„Ich bin der Präsident, aber er ist der Boss!“ Der legendäre Spruch vom ehemaligen US-Präsidenten Barack Obama trifft den überragenden Rang von Bruce Springsteen, der heute 75 Jahre alt wird, ziemlich genau. Die beiden sind dicke Freunde. 2012 war Springsteen das musikalische Gesicht der Wiederwahl Obamas, trotzdem behielt der Weltstar seinen kritischen Blick auf die amerikanischen Verhältnisse in einer gespalteten Gesellschaft, ganz egal unter welcher Regierung.
Dabei standen am Anfang nicht alle Zeichen auf Sieg für den Rock ’n’ Roller. Erst sein drittes Album in den Siebzigern zündete. Mit Cover-Fotos auf den Magazinen „Time“ und „Newsweek“ wurde er zum nationalen Star. Die LP „Born to Run“ profitierte davon, dass Springsteen mit dem Rücken zur Wand stand, die Plattenfirma hätte ihm nach dem dritten Anlauf keine weitere Chance gegeben. Der von Anfang an selbstkritische Künstler: „Mich hat gewurmt, dass die Single nicht Nr. 1 wurde. Ich träumte davon, dass jede Hausfrau meinen Song singt.“
Vieldeutige Annäherung an menschliche Schicksale
Heute scheint es im Rückblick gar nicht so wichtig gewesen zu sein, wie das damals mit den Tonträgern lief. Springsteen ist bis heute vor allem ein Live-Ereignis – und sein großes Live-Vorbild war Elvis. Mit sieben Jahren hatte Springsteen ihn in der Ed-Sullivan-Show gehört, danach war der Weg in die Musik vorgezeichnet. Andere Künstler kamen mit ihren Einflüssen dazu, Bob Dylan als Botschafter eines neuen gesellschaftskritischen Lebensgefühls setzte eine wichtige Marke in Bezug auf die Tiefenwirkung poetischer Texte.

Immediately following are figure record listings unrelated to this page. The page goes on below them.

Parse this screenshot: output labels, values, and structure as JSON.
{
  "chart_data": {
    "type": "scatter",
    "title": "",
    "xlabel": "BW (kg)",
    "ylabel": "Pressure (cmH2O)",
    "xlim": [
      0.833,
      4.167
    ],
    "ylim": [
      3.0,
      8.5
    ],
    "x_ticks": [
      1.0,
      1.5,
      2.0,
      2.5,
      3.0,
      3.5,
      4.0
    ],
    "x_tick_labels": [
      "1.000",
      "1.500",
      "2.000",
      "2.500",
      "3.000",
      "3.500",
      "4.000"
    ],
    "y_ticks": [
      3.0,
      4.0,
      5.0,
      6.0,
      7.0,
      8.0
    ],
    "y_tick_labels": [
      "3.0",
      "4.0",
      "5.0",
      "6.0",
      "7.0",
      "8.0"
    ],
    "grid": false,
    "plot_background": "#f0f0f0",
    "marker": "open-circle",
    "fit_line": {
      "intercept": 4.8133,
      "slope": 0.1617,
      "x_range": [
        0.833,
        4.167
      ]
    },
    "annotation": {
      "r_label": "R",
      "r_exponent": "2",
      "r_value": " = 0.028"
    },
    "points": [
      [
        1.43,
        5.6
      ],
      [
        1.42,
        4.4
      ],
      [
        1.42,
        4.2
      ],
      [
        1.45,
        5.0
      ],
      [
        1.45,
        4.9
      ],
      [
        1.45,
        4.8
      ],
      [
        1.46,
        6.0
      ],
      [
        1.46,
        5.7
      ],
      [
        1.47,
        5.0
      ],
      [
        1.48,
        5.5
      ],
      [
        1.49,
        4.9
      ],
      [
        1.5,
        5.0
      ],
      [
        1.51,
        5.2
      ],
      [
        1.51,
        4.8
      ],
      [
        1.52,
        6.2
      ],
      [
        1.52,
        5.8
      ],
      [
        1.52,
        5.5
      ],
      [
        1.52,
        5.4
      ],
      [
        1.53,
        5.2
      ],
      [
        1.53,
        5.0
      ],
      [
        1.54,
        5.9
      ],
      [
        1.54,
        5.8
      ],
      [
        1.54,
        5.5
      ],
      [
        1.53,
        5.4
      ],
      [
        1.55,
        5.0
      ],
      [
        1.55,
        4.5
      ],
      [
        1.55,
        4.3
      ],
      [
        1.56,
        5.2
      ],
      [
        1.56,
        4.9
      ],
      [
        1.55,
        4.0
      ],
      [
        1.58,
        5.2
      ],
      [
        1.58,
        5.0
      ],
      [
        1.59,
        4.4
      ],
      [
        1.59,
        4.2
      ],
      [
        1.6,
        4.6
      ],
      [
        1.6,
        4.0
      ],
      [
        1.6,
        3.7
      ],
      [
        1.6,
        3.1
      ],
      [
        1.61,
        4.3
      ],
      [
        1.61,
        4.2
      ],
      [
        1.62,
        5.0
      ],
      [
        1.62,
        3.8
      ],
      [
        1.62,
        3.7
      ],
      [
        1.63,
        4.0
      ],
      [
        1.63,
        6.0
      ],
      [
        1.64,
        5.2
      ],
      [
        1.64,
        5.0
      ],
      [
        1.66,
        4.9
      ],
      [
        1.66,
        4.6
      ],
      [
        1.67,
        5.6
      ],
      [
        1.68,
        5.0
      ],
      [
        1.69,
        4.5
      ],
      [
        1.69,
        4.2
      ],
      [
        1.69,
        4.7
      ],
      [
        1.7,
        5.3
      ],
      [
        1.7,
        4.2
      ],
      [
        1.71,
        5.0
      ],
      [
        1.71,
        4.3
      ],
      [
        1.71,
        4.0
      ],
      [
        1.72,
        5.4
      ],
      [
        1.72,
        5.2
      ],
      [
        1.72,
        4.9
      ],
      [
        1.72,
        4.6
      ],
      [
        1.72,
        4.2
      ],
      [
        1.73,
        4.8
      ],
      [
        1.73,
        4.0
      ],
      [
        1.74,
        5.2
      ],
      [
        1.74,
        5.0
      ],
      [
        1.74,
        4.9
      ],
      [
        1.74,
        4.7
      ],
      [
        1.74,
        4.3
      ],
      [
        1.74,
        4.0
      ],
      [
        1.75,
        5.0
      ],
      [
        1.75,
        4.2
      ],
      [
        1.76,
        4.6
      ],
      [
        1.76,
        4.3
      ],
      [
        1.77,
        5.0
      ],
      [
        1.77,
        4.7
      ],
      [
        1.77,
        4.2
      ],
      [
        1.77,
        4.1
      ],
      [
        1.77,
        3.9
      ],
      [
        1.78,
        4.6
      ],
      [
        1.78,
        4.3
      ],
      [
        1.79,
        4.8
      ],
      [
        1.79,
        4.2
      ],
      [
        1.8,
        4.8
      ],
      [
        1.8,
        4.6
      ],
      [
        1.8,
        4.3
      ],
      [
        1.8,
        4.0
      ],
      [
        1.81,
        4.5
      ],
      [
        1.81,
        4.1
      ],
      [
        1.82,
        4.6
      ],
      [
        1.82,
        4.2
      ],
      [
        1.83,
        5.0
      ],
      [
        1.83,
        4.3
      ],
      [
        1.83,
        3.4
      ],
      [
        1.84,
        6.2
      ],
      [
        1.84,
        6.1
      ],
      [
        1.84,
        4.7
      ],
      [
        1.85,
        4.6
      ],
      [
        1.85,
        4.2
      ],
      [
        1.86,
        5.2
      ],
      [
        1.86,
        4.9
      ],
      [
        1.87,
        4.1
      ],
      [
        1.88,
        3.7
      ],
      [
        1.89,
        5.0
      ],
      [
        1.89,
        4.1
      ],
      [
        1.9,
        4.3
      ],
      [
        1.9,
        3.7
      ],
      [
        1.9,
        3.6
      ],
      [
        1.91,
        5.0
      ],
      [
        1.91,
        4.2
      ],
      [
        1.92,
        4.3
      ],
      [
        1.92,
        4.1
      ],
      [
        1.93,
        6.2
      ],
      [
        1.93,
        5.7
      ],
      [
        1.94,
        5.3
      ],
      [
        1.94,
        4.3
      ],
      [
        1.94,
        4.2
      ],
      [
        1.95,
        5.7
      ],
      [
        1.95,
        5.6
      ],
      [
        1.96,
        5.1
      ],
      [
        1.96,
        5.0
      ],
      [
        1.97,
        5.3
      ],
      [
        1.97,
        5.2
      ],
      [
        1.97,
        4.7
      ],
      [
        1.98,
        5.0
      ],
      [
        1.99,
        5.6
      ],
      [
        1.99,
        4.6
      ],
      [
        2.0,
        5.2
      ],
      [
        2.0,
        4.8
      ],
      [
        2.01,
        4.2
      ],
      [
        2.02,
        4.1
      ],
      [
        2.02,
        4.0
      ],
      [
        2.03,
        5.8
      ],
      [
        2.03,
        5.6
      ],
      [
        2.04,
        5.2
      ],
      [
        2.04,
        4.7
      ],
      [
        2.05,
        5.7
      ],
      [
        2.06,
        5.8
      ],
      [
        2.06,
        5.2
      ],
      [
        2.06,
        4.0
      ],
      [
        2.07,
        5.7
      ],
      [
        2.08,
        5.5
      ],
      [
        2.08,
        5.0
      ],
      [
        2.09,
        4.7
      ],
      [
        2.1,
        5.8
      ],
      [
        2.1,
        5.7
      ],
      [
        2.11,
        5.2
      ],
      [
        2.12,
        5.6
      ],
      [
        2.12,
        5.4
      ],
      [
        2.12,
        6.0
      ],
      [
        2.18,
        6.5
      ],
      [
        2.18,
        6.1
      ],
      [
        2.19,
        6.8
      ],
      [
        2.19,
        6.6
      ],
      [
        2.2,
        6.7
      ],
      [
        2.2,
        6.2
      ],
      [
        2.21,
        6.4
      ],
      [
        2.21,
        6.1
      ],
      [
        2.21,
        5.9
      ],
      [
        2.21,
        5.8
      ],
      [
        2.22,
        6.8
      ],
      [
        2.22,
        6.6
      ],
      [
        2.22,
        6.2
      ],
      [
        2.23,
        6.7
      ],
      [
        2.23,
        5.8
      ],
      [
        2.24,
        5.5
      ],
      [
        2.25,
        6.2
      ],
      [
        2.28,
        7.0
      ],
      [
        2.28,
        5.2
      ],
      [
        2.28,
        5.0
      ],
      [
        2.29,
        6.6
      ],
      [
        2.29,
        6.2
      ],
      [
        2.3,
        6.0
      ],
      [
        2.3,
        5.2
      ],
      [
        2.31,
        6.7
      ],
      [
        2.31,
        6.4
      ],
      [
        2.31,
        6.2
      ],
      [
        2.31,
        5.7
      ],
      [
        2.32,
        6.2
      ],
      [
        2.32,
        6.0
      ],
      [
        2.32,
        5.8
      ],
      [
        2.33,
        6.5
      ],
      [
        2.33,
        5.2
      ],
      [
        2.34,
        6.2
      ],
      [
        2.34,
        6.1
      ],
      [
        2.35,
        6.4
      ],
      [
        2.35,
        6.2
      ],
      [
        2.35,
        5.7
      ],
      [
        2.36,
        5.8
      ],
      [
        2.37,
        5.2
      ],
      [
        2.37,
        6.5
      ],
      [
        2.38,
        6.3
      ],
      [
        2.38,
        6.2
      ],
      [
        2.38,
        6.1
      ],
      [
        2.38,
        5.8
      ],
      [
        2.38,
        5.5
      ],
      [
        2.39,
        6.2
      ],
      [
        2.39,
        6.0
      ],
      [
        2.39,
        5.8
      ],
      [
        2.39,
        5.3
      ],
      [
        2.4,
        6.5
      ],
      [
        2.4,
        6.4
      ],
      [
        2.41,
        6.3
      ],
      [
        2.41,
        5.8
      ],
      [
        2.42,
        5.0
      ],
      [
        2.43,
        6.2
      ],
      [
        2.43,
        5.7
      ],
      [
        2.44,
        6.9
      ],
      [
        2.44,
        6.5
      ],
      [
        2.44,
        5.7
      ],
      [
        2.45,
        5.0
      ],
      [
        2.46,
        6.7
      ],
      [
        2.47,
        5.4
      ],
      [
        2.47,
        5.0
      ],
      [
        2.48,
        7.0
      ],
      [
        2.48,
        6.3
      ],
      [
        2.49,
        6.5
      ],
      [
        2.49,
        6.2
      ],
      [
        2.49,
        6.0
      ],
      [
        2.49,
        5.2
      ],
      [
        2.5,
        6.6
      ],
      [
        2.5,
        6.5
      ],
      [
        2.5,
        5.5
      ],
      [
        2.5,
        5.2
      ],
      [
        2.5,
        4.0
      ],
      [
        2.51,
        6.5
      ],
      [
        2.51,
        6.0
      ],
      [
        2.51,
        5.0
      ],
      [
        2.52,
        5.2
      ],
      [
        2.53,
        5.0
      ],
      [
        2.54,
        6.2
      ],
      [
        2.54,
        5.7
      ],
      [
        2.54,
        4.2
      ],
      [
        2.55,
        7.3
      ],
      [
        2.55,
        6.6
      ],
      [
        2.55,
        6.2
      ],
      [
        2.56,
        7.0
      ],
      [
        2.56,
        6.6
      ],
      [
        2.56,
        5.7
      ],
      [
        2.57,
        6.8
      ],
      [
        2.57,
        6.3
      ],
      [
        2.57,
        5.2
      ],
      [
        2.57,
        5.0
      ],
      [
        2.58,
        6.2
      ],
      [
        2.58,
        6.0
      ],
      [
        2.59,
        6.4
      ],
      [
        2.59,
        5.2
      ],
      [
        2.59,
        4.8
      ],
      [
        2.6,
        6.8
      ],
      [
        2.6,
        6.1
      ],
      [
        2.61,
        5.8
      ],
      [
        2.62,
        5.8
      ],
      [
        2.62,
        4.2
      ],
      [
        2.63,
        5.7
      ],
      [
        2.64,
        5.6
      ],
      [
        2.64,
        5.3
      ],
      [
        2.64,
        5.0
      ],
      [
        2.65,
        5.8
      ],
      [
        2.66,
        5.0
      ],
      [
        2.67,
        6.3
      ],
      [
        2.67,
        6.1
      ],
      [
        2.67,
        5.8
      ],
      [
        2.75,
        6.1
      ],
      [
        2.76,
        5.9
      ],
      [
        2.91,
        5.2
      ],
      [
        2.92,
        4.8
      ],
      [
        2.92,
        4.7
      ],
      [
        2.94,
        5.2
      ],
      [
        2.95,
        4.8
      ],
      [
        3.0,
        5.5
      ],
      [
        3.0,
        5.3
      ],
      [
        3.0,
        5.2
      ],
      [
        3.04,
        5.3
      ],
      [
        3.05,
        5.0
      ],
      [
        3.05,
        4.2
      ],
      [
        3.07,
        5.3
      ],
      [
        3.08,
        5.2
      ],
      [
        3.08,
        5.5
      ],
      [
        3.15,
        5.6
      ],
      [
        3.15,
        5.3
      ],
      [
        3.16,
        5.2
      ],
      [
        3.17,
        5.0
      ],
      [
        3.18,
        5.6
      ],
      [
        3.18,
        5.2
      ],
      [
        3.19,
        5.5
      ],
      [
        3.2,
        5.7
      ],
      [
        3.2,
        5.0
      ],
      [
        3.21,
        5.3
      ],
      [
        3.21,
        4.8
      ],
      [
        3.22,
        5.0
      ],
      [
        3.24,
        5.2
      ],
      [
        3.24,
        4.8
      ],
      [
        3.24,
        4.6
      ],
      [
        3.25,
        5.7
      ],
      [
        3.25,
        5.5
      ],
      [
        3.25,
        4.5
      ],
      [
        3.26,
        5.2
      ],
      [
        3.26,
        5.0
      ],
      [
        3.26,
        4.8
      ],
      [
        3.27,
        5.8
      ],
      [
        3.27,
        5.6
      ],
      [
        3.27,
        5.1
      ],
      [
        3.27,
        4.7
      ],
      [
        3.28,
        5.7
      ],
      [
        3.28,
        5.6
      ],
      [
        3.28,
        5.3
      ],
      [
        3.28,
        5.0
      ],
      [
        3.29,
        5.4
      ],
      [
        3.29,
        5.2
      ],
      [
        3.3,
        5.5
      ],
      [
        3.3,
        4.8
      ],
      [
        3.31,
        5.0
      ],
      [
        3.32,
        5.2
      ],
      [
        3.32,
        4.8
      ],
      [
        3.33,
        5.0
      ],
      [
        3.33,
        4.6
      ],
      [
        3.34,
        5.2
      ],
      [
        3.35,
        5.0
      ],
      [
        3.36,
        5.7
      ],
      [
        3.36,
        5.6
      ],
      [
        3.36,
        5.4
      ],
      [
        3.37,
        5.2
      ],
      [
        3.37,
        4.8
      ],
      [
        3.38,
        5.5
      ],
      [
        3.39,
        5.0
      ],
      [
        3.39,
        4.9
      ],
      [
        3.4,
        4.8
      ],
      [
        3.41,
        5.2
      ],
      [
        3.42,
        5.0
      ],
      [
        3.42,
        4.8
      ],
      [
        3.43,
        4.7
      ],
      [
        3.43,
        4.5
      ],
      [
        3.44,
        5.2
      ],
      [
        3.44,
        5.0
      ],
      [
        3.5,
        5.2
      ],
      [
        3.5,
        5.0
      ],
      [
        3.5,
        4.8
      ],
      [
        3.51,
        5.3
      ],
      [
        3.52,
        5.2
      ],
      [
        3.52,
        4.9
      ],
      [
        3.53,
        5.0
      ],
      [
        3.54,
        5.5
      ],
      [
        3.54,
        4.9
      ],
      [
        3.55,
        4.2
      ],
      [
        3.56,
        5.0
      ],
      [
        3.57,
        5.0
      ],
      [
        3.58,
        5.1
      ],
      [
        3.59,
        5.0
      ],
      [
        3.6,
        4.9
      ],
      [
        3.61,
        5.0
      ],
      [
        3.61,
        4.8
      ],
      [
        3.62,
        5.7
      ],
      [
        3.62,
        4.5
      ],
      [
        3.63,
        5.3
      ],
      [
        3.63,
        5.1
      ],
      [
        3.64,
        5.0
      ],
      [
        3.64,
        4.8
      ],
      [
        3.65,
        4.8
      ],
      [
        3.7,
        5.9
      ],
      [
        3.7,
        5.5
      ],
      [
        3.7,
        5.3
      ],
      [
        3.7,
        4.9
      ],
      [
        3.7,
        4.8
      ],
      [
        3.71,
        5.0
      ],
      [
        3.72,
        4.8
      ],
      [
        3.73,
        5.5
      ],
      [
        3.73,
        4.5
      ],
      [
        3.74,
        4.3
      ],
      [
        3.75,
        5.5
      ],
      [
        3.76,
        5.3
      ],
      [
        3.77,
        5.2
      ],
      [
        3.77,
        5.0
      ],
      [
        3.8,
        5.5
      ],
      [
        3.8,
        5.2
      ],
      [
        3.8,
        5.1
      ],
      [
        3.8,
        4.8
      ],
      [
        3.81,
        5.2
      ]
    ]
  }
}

Wie Dylan war Springsteen aber nie ein politischer Künstler, vielmehr war die Sprache der Musik bei beiden eine vieldeutige Annäherung an menschliche Schicksale – und an die Krise des amerikanischen Traums. Der kriegsverletzte Vietnam-Veteran und Autor Ron Kovic wurde zu einer personifizierten Ikone des Springsteen-Spirits, der Song „Born in the USA“ zur Hymne eines neuen Amerikas. Dieses neue Amerika war patriotisch und kritisch zugleich. Aber die Vereinigten Staaten waren damals auch noch relativ einig. Am besten hört man den tiefgründigen Song „Born in the USA“, den jeder kennt, in der Unplugged-Fassung nur mit einer sensitiv gezupften Akustik-Gitarre.
Auch viele Filme des New Hollywood behandelten damals ähnliche Themen amerikanischer Verirrungen, doch Springsteen blieb bei der Musik, der Regisseur Paul Schrader klopfte vergeblich an. Später fand er als Filmmusiker doch den Weg in die Kinosäle, für die Musik zum AIDS-Epos „Philadelphia“ gabs sogar einen Oscar. Der Einsatz für AIDS-Opfer trat an die Stelle der Identifizierung mit den Vietnam-Opfern der amerikanischen Tragödie in Indochina.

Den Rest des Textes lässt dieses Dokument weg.